[étude] Recruteurs ghostés par les candidats : l'arroseur arrosé ?

Une étude consacrée au nouveau phénomène de ghosting des candidats, menée par Delphine Minchella, enseignante-chercheuse à l’EM Normandie, montre que le fait de disparaître sans donner de nouvelles au cours d’un processus de recrutement ne relève pas simplement d’un manque de politesse. Il s’agirait plutôt d’une réaction à des pratiques de recrutement perçues comme irrespectueuses, voire éprouvantes. De nombreux candidats ont en effet vécu des expériences négatives, qui laissent des marques durables. Pour les candidats, ghoster les recruteurs serait-il un acte de résistance face à des process de recrutement qui se déshumanisent ?
Un signal d’alarme sur la relation candidats / entreprises
C’est un fait, de plus en plus de candidats ‘ghostent’ les recrutements, en disparaissant brutalement des processus sans prévenir ni donner d’explications aux recruteurs. Cette tendance semble prendre le pas sur celle des recruteurs qui ne répondent pas aux candidatures.
On estime à 90% le nombre des employeurs qui constatent du ghosting de la part des candidats en cours de recrutement, et selon les études, entre 50% (Alsever, 2022) et 77% (Threlkeld, 2021) des candidats déclarent avoir été ghostés par un recruteur au moins une fois. Ce phénomène fonctionne donc dans les deux sens.
Cette nouvelle pratique est souvent présentée comme un manque de savoir-vivre propre à une génération connectée, volatile et peu engagée. Une nouvelle étude invite à renverser cette lecture.
En donnant la parole pour la première fois de manière qualitative à des candidats qui ont ghosté un potentiel employeur, Delphine Minchella, enseignante-chercheuse en théorie des organisations à l’EM Normandie montre que ce comportement est avant tout une réponse à des pratiques de recrutement vécues comme défaillantes, déshumanisées ou déloyales : salaire présenté trop tardivement ou jugé déconsidérant, processus de recrutement disproportionnés pour le poste, tests en ligne chronophages sans retour, ou encore recruteurs qui ghostent les candidats.
Un acte de réaffirmation des candidats
Dans ce contexte, disparaître sans explication devient un acte porteur de sens, une façon de reprendre du pouvoir face à une relation estimée déséquilibrée, voire nuisible.

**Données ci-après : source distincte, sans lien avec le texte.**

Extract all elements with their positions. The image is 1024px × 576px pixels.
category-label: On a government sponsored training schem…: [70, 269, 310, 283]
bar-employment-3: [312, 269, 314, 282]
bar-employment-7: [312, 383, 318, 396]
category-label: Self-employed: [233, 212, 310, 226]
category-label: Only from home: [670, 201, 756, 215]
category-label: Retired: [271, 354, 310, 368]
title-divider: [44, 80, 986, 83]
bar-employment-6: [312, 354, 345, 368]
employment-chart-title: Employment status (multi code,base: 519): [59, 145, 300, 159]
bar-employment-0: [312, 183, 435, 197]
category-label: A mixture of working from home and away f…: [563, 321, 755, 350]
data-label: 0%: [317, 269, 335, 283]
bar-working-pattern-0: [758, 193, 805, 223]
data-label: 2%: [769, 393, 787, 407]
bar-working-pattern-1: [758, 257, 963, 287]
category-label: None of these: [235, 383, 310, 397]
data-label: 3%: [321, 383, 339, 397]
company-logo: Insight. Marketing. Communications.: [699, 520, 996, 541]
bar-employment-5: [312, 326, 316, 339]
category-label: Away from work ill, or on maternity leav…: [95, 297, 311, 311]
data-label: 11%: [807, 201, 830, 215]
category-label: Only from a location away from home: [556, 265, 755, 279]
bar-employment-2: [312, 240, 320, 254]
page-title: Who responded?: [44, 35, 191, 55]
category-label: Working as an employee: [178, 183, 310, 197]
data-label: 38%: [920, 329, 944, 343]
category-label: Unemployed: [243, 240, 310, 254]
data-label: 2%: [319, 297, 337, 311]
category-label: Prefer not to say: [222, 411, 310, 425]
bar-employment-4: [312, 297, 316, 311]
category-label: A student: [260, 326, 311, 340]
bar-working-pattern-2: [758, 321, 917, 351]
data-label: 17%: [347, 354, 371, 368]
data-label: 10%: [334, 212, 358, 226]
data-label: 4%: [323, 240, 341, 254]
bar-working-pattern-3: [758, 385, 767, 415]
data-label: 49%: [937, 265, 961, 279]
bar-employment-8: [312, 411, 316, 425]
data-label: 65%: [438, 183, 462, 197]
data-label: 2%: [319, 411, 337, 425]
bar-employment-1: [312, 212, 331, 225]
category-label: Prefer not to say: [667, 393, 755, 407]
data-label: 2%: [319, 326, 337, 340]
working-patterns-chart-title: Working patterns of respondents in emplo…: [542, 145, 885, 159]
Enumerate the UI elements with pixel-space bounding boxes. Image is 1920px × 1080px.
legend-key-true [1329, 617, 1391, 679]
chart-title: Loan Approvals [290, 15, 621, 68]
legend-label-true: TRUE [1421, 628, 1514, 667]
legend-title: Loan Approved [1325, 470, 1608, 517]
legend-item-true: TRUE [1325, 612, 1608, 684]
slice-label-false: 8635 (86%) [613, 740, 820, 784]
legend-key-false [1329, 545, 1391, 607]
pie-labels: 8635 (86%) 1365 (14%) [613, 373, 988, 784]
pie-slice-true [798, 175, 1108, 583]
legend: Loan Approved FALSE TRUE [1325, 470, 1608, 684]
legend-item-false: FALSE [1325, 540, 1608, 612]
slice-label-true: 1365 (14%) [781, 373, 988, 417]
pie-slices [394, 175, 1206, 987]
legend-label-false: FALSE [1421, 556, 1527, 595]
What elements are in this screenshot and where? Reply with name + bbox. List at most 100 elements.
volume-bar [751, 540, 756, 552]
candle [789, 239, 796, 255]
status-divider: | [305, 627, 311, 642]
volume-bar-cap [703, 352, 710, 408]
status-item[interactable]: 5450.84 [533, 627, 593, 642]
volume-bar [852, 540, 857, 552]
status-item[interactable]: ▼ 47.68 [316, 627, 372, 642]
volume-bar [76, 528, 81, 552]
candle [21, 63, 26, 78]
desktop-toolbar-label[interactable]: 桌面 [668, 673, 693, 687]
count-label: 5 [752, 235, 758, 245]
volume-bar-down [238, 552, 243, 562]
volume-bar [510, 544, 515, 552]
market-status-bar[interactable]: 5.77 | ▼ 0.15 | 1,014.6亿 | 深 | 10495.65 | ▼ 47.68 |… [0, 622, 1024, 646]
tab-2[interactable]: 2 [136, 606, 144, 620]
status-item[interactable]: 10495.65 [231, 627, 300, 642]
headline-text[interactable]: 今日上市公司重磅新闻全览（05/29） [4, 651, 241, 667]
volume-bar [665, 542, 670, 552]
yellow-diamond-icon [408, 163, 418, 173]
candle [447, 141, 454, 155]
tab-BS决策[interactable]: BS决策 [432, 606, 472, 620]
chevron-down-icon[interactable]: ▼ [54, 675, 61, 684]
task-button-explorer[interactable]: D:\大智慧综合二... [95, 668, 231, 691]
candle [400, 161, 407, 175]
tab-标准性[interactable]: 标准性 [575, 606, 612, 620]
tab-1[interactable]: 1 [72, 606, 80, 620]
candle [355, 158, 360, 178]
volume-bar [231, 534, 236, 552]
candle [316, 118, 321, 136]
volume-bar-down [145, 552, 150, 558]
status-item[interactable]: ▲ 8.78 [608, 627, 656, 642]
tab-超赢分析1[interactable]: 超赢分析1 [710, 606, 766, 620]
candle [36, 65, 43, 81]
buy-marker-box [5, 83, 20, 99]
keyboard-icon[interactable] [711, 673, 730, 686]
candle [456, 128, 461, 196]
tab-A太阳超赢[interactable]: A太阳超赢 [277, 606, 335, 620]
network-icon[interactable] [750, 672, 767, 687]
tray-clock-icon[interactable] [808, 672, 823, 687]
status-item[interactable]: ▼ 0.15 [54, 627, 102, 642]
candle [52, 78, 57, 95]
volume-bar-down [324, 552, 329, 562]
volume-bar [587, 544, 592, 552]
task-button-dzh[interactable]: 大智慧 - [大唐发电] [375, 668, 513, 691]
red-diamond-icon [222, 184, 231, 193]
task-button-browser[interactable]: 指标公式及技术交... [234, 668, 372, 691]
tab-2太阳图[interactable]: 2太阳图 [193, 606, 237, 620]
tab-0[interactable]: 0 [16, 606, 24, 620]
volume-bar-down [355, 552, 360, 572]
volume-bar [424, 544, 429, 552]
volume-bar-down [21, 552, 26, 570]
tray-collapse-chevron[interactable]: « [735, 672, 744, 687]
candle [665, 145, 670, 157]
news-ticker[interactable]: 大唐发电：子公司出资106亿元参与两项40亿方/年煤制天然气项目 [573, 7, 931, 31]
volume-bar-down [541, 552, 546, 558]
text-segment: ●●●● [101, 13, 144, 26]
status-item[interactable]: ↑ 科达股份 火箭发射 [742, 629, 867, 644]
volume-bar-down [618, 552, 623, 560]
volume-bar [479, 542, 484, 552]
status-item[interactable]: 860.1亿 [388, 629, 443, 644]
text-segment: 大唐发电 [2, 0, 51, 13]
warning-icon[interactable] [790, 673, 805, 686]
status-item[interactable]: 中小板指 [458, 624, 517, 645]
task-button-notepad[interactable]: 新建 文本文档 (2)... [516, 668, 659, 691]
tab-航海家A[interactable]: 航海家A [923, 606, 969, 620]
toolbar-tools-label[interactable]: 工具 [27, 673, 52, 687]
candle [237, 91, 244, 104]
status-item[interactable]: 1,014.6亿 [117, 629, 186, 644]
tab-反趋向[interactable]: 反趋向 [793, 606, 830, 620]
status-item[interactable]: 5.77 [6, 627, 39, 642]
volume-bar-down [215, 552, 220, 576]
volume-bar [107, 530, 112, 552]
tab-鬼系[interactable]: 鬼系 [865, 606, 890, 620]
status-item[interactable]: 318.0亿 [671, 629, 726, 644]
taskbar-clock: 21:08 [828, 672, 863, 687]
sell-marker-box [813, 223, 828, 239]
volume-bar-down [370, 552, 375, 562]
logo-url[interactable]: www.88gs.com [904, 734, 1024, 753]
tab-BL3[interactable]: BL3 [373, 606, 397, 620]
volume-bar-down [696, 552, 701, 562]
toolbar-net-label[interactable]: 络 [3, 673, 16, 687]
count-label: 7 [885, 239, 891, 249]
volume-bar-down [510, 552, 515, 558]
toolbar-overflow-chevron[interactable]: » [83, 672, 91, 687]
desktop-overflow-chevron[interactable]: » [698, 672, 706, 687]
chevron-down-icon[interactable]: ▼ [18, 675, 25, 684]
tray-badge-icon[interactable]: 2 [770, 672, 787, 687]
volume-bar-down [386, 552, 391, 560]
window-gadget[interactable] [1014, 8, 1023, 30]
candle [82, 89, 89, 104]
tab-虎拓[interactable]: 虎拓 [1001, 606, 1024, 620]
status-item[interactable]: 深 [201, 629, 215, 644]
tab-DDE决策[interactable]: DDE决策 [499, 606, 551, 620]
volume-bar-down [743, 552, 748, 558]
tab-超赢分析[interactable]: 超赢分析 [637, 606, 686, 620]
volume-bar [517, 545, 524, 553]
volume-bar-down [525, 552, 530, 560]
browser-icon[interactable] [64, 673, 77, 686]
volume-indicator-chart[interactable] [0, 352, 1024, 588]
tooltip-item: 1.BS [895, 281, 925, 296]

L’étude montre par ailleurs que ce ghosting relève davantage de l’ostracisme en mettant à distance une organisation perçue comme indésirable que du simple évitement. Et il est lourd émotionnellement pour les candidats ghosteurs qui expriment de la déception, de la colère, mais aussi pour certains, un réel soulagement, voire de la satisfaction, à l’idée de refuser à une entreprise le contrôle de leur décision.
Qui sont ces candidats ghosteurs ?
Le ghosting de candidats est situationnel dans la majorité des cas : il résulte de mauvaises expériences vécues pendant le processus de recrutement, et non d’un trait de personnalité négatif.
- Trois profils de ghosteurs sont identifiés : le ghosteur régulier épuisé par des années de mauvais traitements, le ghosteur occasionnel qui réagit à un comportement précis jugé irrespectueux et le ghosteur accidentel submergé par la peur de manquer.
- Le ghosting des recruteurs eux-mêmes est cité comme première cause de légitimation du ghosting des candidats.
- Les mauvaises expériences vécues par les candidats laissent des traces sur le très long terme et finissent par contaminer leur perception globale des entreprises qu’ils ont tendance à toutes assimiler de la même manière.
« Le ghosting des candidats n’est pas un simple manque de courtoisie. C’est souvent la manifestation d’une relation dégradée entre les individus et les entreprises. Il est un acte de rébellion face à la toute puissance de la digitalisation qui a gagné le monde du travail. En ce sens, il devrait nous alerter et inciter les recruteurs à repenser en profondeur la façon dont ils conduisent leurs processus de recrutement. » explique Delphine Minchella, enseignante-chercheuse à l’EM Normandie.